Wir sind dann nicht bis Peshawar zurück gefahren, sondern nur bis Nowshara, etwa 20 meilen östlich von Peshawar, wo wir den Kabulfluss überqueren mussten.[Bild: Die Festung Attock] Von Nowshara sind wir noch 20 Meilen nach Osten (Richtung Rawalpindi) gefahren, um die historische Stelle zu sehen, wo der Kabulfluss in den Indus fließt und bei Attock die Eroberer Indiens den Indus überquert haben. Wir waren gerade bei Sonnenuntergang da, und es war schon sehr eindrucksvoll. Der Indus muss im frühjahr ein gewaltiger Strom sein.

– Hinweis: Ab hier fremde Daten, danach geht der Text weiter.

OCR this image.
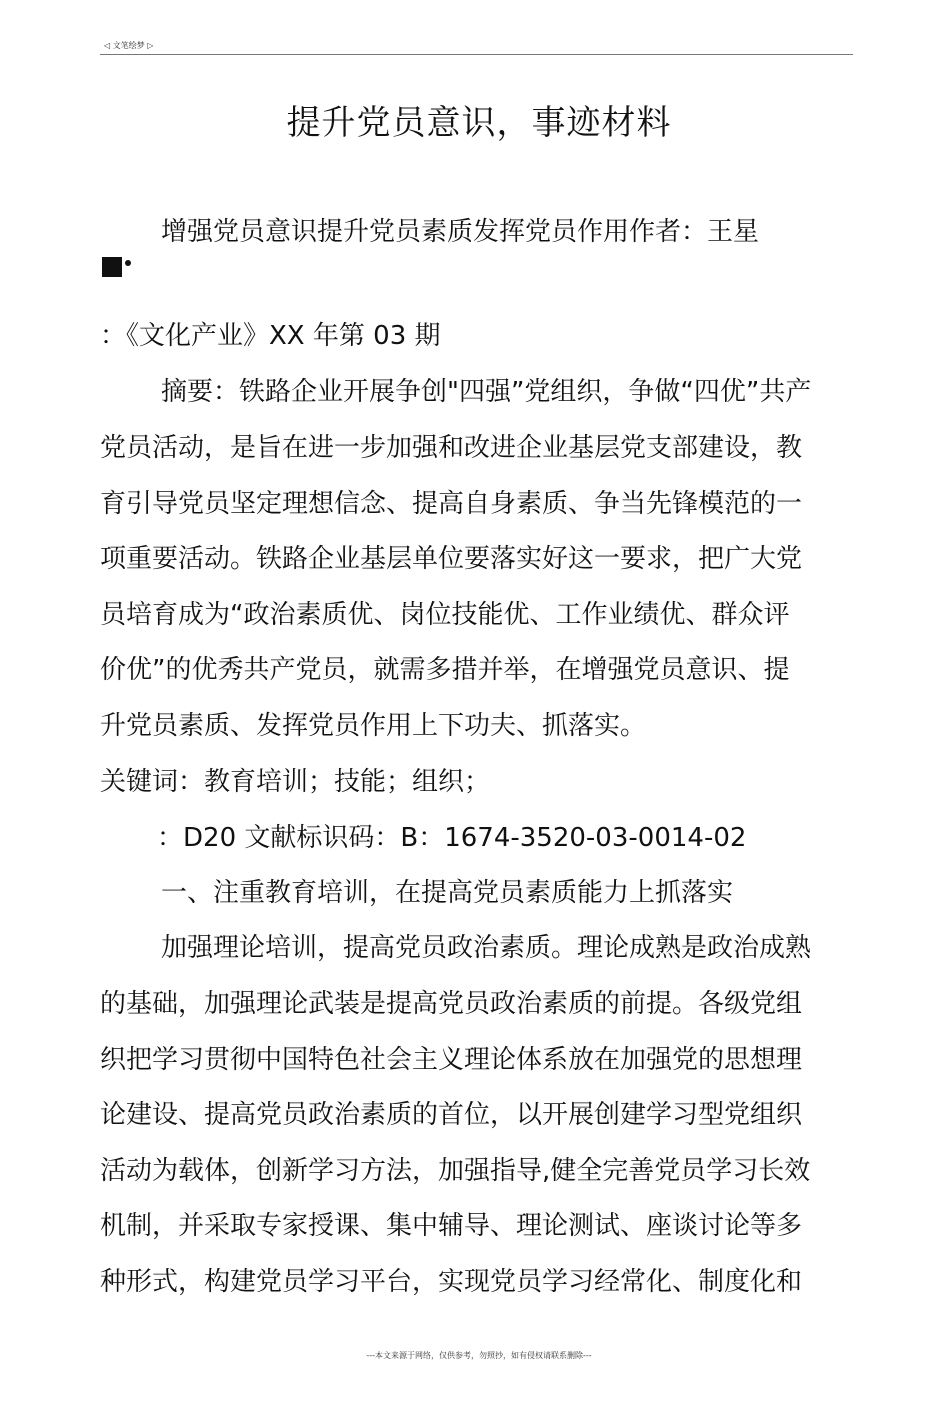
◁ 文笔绘梦 ▷
提升党员意识，事迹材料
增强党员意识提升党员素质发挥党员作用作者：王星
：《文化产业》XX 年第 03 期
摘要：铁路企业开展争创"四强”党组织，争做“四优”共产
党员活动，是旨在进一步加强和改进企业基层党支部建设，教
育引导党员坚定理想信念、提高自身素质、争当先锋模范的一
项重要活动。铁路企业基层单位要落实好这一要求，把广大党
员培育成为“政治素质优、岗位技能优、工作业绩优、群众评
价优”的优秀共产党员，就需多措并举，在增强党员意识、提
升党员素质、发挥党员作用上下功夫、抓落实。
关键词：教育培训；技能；组织；
：D20 文献标识码：B：1674-3520-03-0014-02
一、注重教育培训，在提高党员素质能力上抓落实
加强理论培训，提高党员政治素质。理论成熟是政治成熟
的基础，加强理论武装是提高党员政治素质的前提。各级党组
织把学习贯彻中国特色社会主义理论体系放在加强党的思想理
论建设、提高党员政治素质的首位，以开展创建学习型党组织
活动为载体，创新学习方法，加强指导,健全完善党员学习长效
机制，并采取专家授课、集中辅导、理论测试、座谈讨论等多
种形式，构建党员学习平台，实现党员学习经常化、制度化和
---本文来源于网络，仅供参考，勿照抄，如有侵权请联系删除---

Übernachtet haben wir in Peshawar und haben am nächsten Morgen - leider mit viel zu wenig Zeit - den großartigen [Bild: Bazar von Peshawar]alten Bazar durchstreift. Dort hätte ich stundenlang bleiben können. Der Bazar von Peshawar soll einer der schönsten überhaupt sein. Ausserdem haben wir das Museum aufgesucht, in dem die besten Stücke der Gandhara - Kunst gezeigt werden. nach einem ausgiebigen Lunch ging es zurück über den Khyber-Pass - dieses Mal rechtzeitig - und dann im Dunkeln zurück nach Kabul. Etwa 100 Meilen vor Kabul konnte ich es nicht lassen, zu sagen, wie überrascht ich sei, dass das Auto so gut durchgehalten habe. Peng! Im selben Moment hatten wir eine Reifenpanne! Zum Glück hatten wir alles dabei und Erwin (mein Vater) hat den Schaden schnell behoben. Durch die Kabulschlucht hinauf hatte das Auto sehr zu kämpfen, aber gegen 10 Uhr abends hatten wir es dann doch geschafft.